The analysis uncovered that:
• All four publications showed a slight increase in stories containing at least one of the terms or phrases that used the word “illegal.”
• The increase is perhaps due solely to the expansion of immigration-related news events that have occurred during the Trump presidency. A related trend is the use of the terms in quotation marks, such as I’ve done here, which effectively distances the author from the usage but can still reinforce the offending words to the reader.
• While right-leaning and center-right-leaning news outlets had the highest percentage of stories with denigrating language between 2014 to 2018, “The Washington Post consistently used denigrating terms more often than The New York Times, The Los Angeles Times or USA Today.”
• The Los Angeles Times had the fewest uses of denigrating language in immigration stories and immigrants when compared to those three other major publications as well as a selection of other national news outlets and left and center-left leaning publications.
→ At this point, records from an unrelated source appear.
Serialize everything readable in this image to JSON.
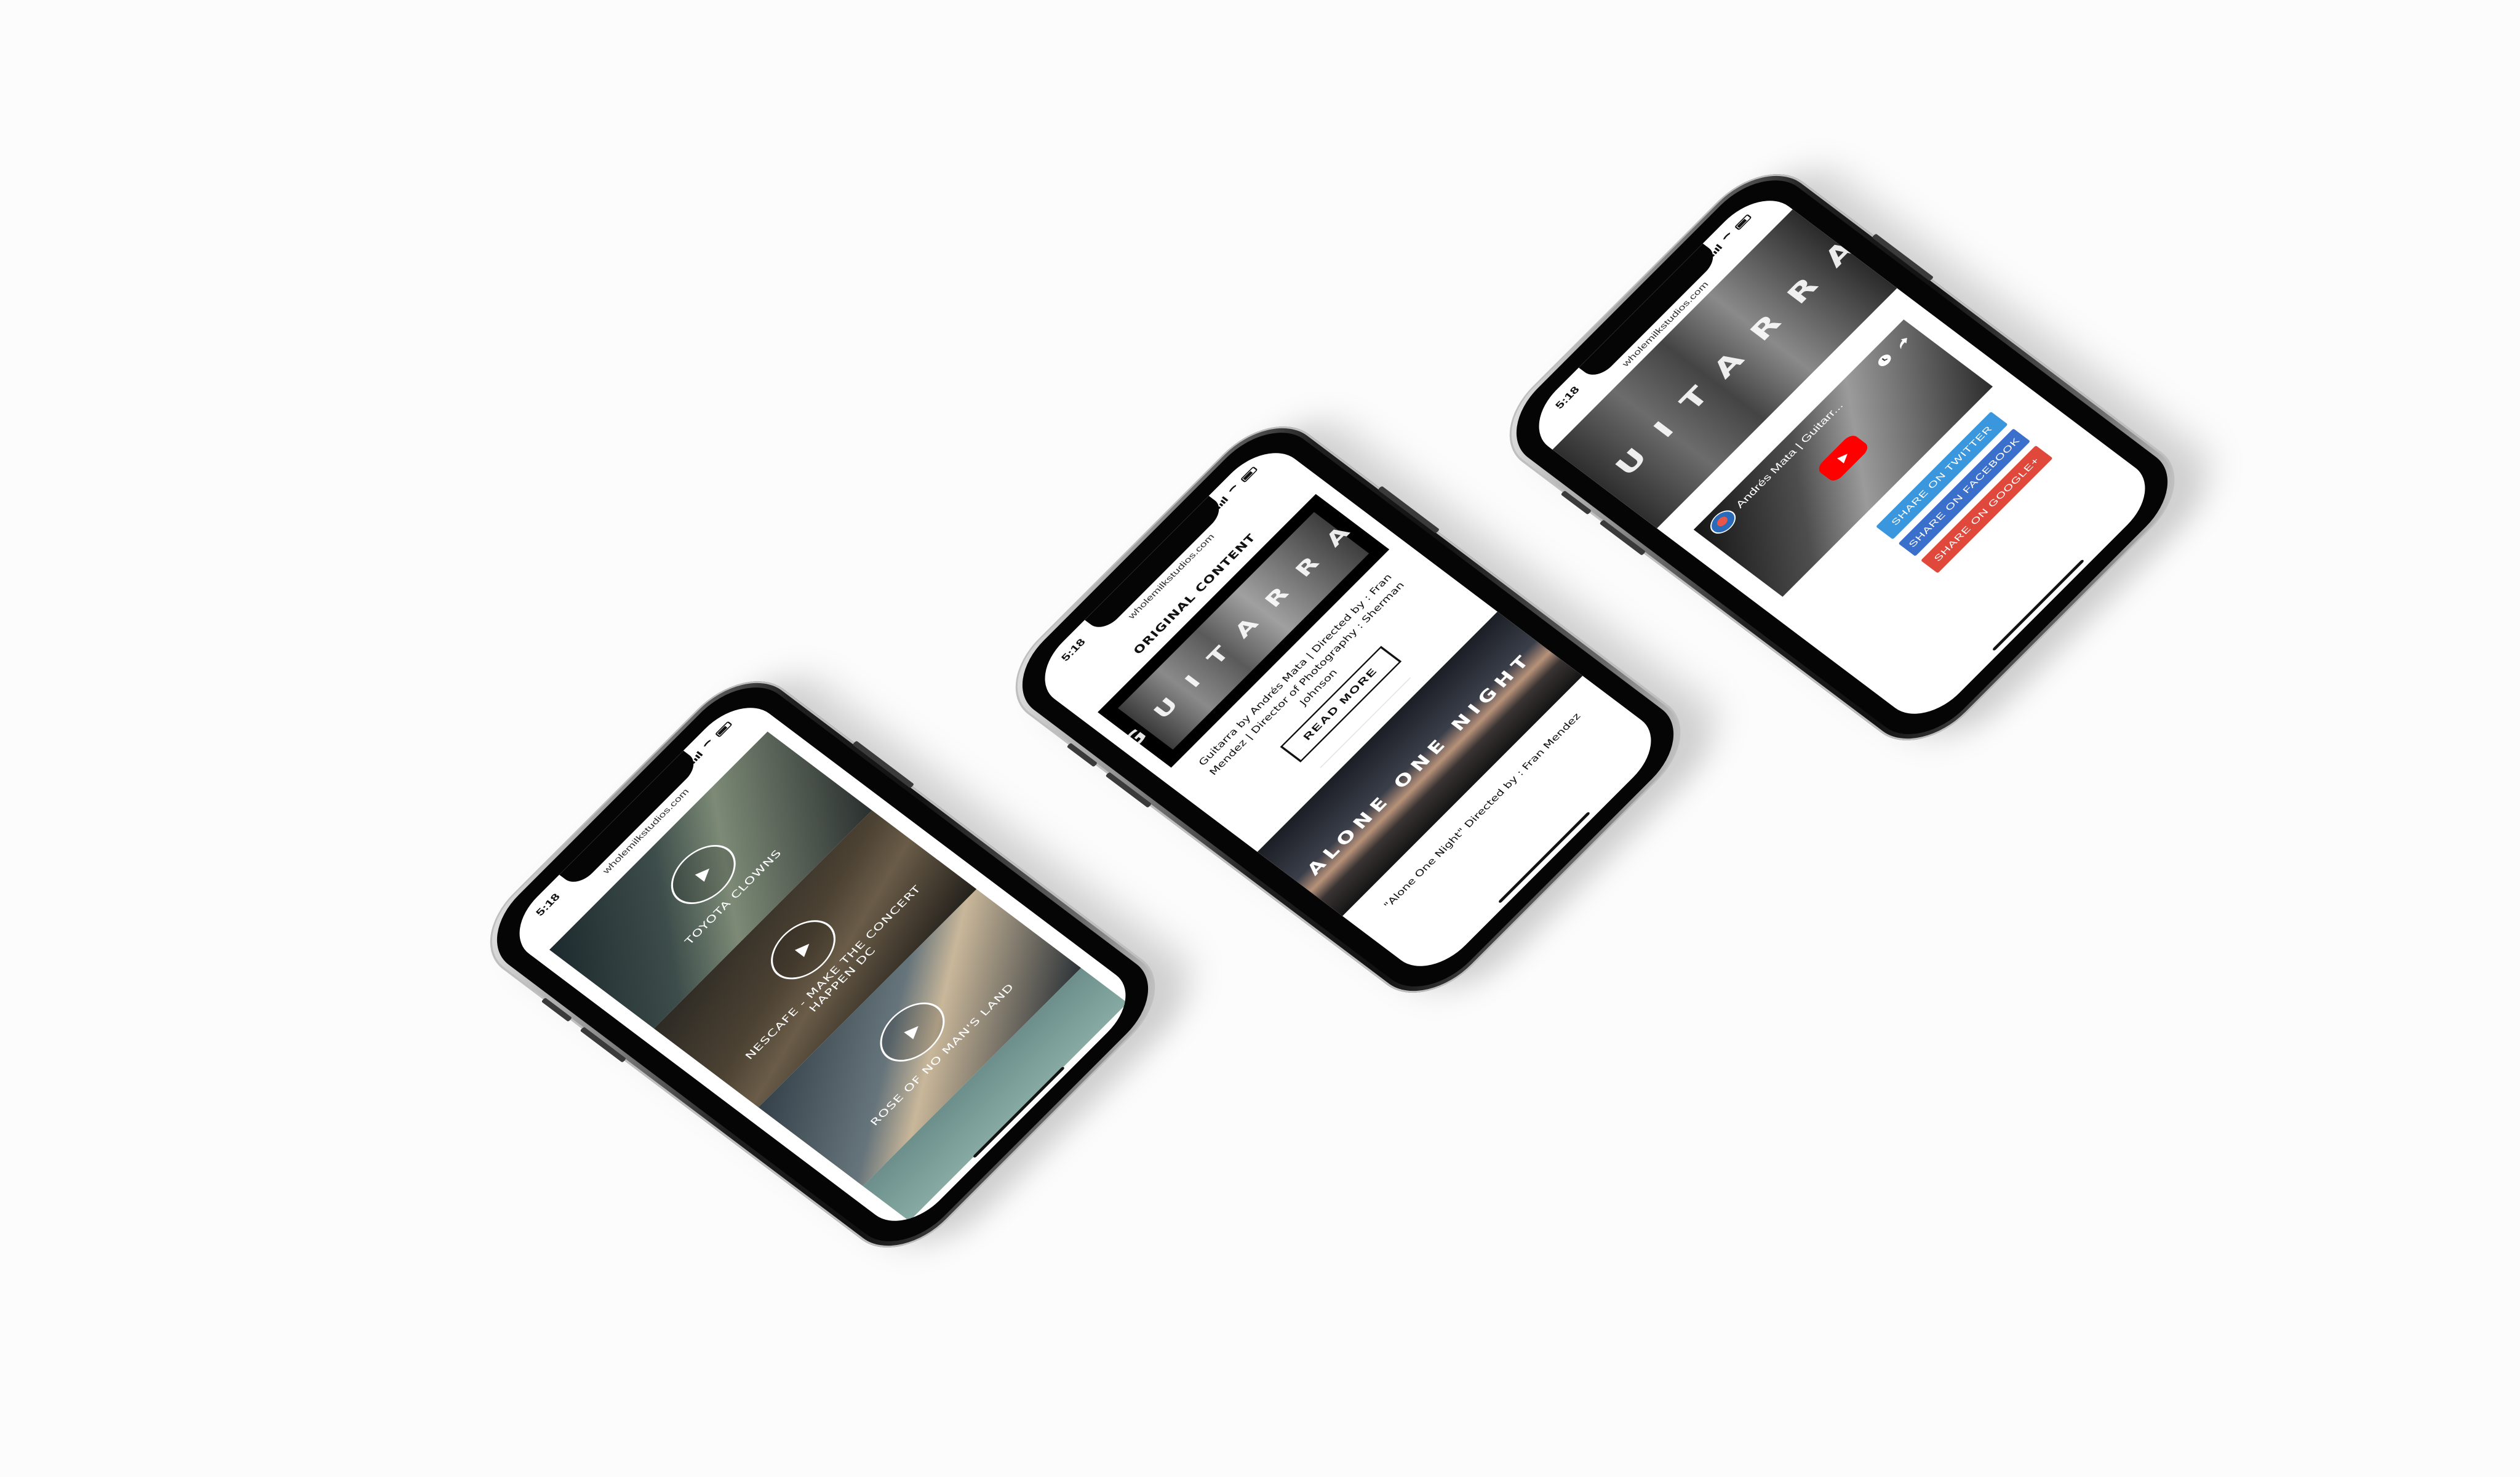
{
  "colors": {
    "twitter": "#3a97dd",
    "facebook": "#3b6fcc",
    "google_plus": "#e0483c",
    "youtube_red": "#ff0000"
  },
  "status": {
    "time": "5:18",
    "url": "wholemilkstudios.com"
  },
  "left_phone": {
    "videos": [
      {
        "title": "TOYOTA CLOWNS"
      },
      {
        "title": "NESCAFE - MAKE THE CONCERT HAPPEN DC"
      },
      {
        "title": "ROSE OF NO MAN'S LAND"
      }
    ]
  },
  "middle_phone": {
    "section_title": "ORIGINAL CONTENT",
    "hero_word": "GUITARRA",
    "post1_caption": "Guitarra by Andrés Mata | Directed by : Fran Mendez | Director of Photography : Sherman Johnson",
    "read_more": "READ MORE",
    "hero2_word": "ALONE ONE NIGHT",
    "post2_caption": "\"Alone One Night\" Directed by : Fran Mendez"
  },
  "right_phone": {
    "hero_word": "GUITARRA",
    "youtube": {
      "title": "Andrés Mata | Guitarr..."
    },
    "share": {
      "twitter": "SHARE ON TWITTER",
      "facebook": "SHARE ON FACEBOOK",
      "google": "SHARE ON GOOGLE+"
    }
  }
}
(My guess at The Los Angeles Times’ secret sauce? They have more people of color on their staff than most other publications and are in a metropolitan area in which Latinos are not just part of the fabric but also a more established part of the middle and professional classes than out East.)
There is some good news, though.
Despite what we think we know about fake news and how it goes viral, it turns out that — at least on Facebook — the researchers did not find evidence that stories with denigrating terms were more likely to be widely shared. Only 14% of the top 100 immigration-related stories that were shared on Facebook used denigrating terms.
That’s an important data point: It backs up the idea that news stories and headlines need not be sensational in order to gain traction with readers. Or, more importantly, to deliver the clicks and views necessary to continue funding the journalism we all want and need to maintain a functioning democracy.
In the meantime, it’s worth noting that newspapers are businesses and rely on readers to come back time and again.
If you don’t like the language your daily media publications use when talking about immigrants, people of color or other marginalized groups, tell them.
Don’t simply go elsewhere; take a moment or two to drop the editor a letter that specifies how they can adjust their tone to not insult you or your loved ones.
Try it. Newspapers intrinsically want to be fair — and even newspaper editors know that the customer is always right.